Eine Möglichkeit dafür könnte mutmaßlich auch der Erstellungsprozess von Printmedien sein. Hier wird der Inhalt durch diverse Freigaberunden öfter kontrolliert und ein begrenztes Platzangebot bietet nur Raum für wirklich notwendige und valide Inhalte.

6. Print hilft beim lokalen Marketing

Lokale Unternehmen haben Ihr Publikum in der Nähe. Auch wenn man digitales Marketing effizient auf die Zielgruppe anpassen und anschließend lokal ausspielen kann, hat Print durch die höhere Aufmerksamkeit und das Vertrauen der Leser hier auch die Nase vorn. Um lokal potenzielle Kunden zu erreichen, können beispielsweise Printwerbemittel wie Direktwerbung, Flyer, Visitenkarten, Poster oder Außenwerbung verwendet werden.

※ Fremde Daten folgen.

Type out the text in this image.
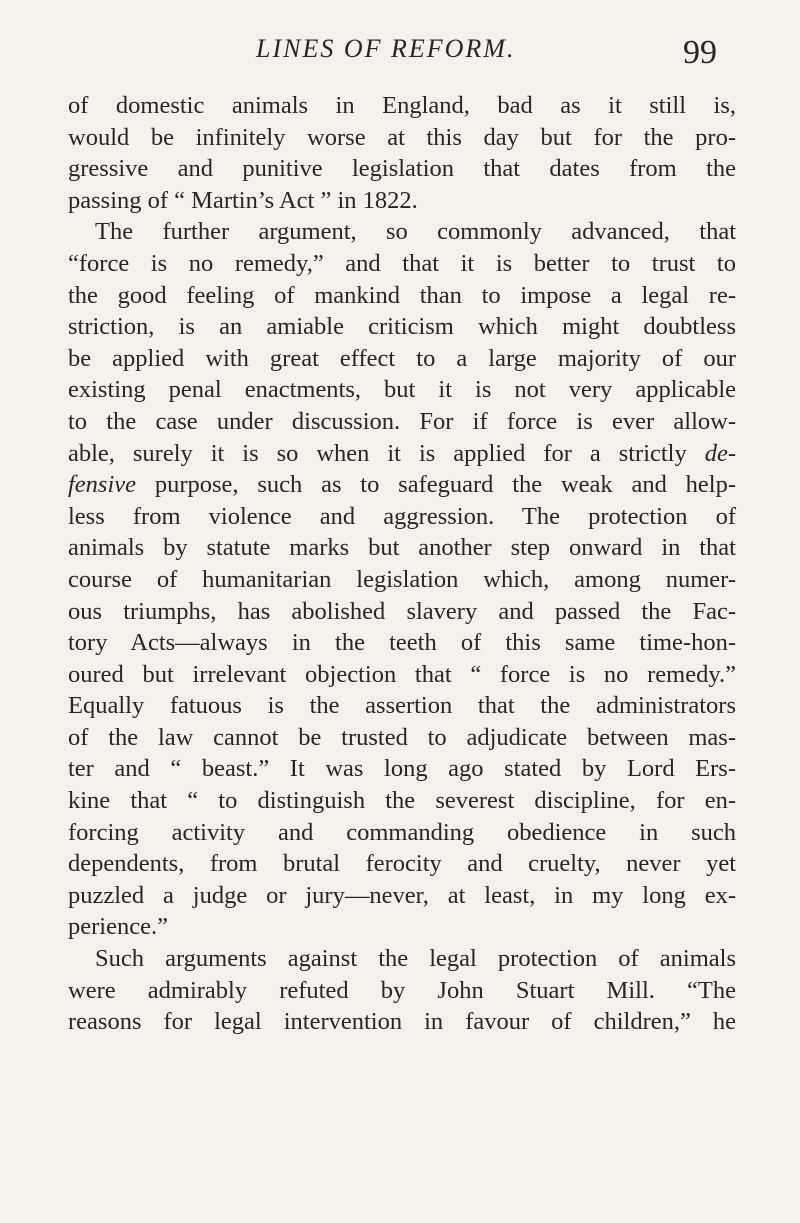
LINES OF REFORM.	99
of domestic animals in England, bad as it still is,
would be infinitely worse at this day but for the pro-
gressive and punitive legislation that dates from the
passing of “ Martin’s Act ” in 1822.
The further argument, so commonly advanced, that
“force is no remedy,” and that it is better to trust to
the good feeling of mankind than to impose a legal re-
striction, is an amiable criticism which might doubtless
be applied with great effect to a large majority of our
existing penal enactments, but it is not very applicable
to the case under discussion. For if force is ever allow-
able, surely it is so when it is applied for a strictly de-
fensive purpose, such as to safeguard the weak and help-
less from violence and aggression. The protection of
animals by statute marks but another step onward in that
course of humanitarian legislation which, among numer-
ous triumphs, has abolished slavery and passed the Fac-
tory Acts—always in the teeth of this same time-hon-
oured but irrelevant objection that “ force is no remedy.”
Equally fatuous is the assertion that the administrators
of the law cannot be trusted to adjudicate between mas-
ter and “ beast.” It was long ago stated by Lord Ers-
kine that “ to distinguish the severest discipline, for en-
forcing activity and commanding obedience in such
dependents, from brutal ferocity and cruelty, never yet
puzzled a judge or jury—never, at least, in my long ex-
perience.”
Such arguments against the legal protection of animals
were admirably refuted by John Stuart Mill. “The
reasons for legal intervention in favour of children,” he
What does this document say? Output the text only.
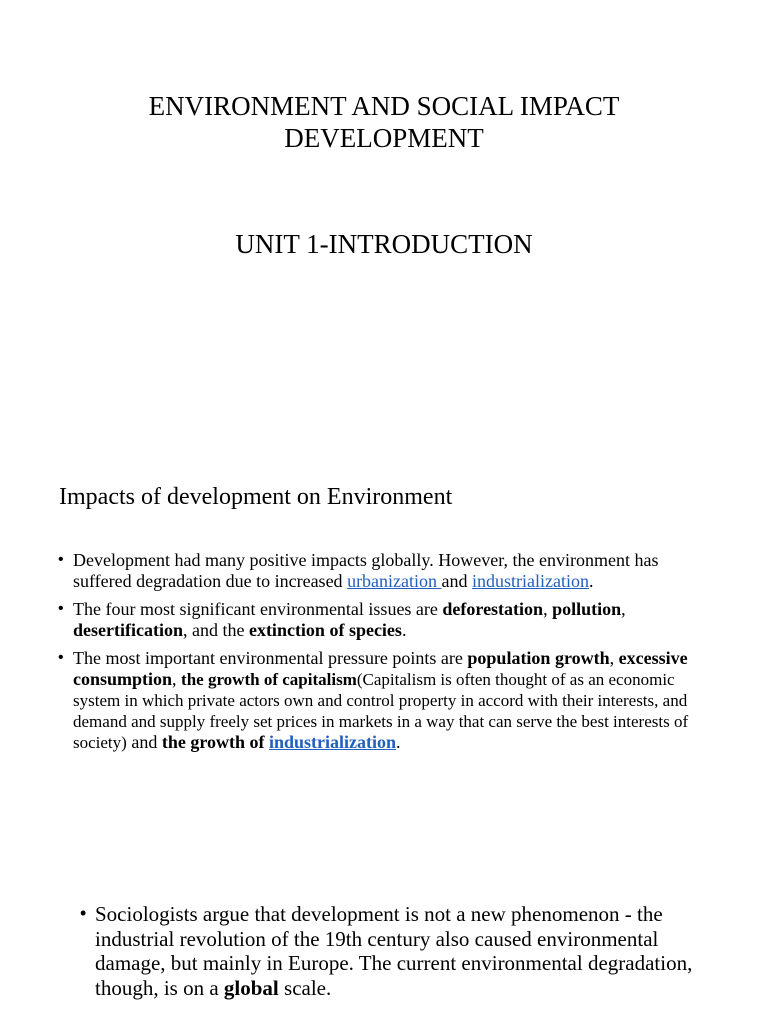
ENVIRONMENT AND SOCIAL IMPACT
DEVELOPMENT
UNIT 1-INTRODUCTION
Impacts of development on Environment
• Development had many positive impacts globally. However, the environment has suffered degradation due to increased urbanization and industrialization.
• The four most significant environmental issues are deforestation, pollution, desertification, and the extinction of species.
• The most important environmental pressure points are population growth, excessive consumption, the growth of capitalism(Capitalism is often thought of as an economic system in which private actors own and control property in accord with their interests, and demand and supply freely set prices in markets in a way that can serve the best interests of society) and the growth of industrialization.
• Sociologists argue that development is not a new phenomenon - the industrial revolution of the 19th century also caused environmental damage, but mainly in Europe. The current environmental degradation, though, is on a global scale.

Abhängig von der Branche sich dabei die Bemühungen auf die Erstellung bestimmter Arten von Druckerzeugnissen konzentrieren. Zum Beispiel sind Kataloge im Einzelhandel immer noch ein wertvolles Werkzeug, das zu einer Kaufentscheidung führen kann. Für Rabattaktionen eignen sich hingegen eher Flyer oder Direktwerbung in Form von Print-Mailings.

7. Personalisierung und Call-to-Action in der Printwerbung

In einer Sache hat die digitale Welt dann doch das Rennen gewonnen: Die Messbarkeit. Der Erfolg von Print-Kampagnen beschränkt sich meist nur auf Käufe. Gezielte Optimierungen einzelner Komponenten in einer Print-Kampagne sind durch fehlende Daten kaum möglich – es sei denn, man misst digital.
So können personalisierte Mailings beispielsweise auf eine personalisierte URL führen. Die Vorteile: Der Nutzer kann persönlich angesprochen werden und durch den Seitenbesuch erhält man wertvolle Daten zur Erfolgsmessung.

Auch in Sachen Nutzerfreundlichkeit stellt die Verbindung zur digitalen Welt einen Vorteil dar. Mittlerweile werden über 50 % der getätigten Käufe online abgeschlossen. Außerdem lassen manche Geschäftsmodelle auch keine andere Möglichkeit zu.

Um Nutzer zur Aktion zu bewegen, kann sich auch die Nutzung eines QR-Codes anbieten. Laut Statista haben 2018 rund 10,1 Millionen Haushalte mit Internetnutzern einen QR-Code gescannt. Es wird erwartet, dass sich diese Zahl in den nächsten Jahren noch erhöhen wird.

Diese beiden einfachen Taktiken können helfen, den Traffic von Online-Kampagnen zu steigern und deren Reichweite zu maximieren.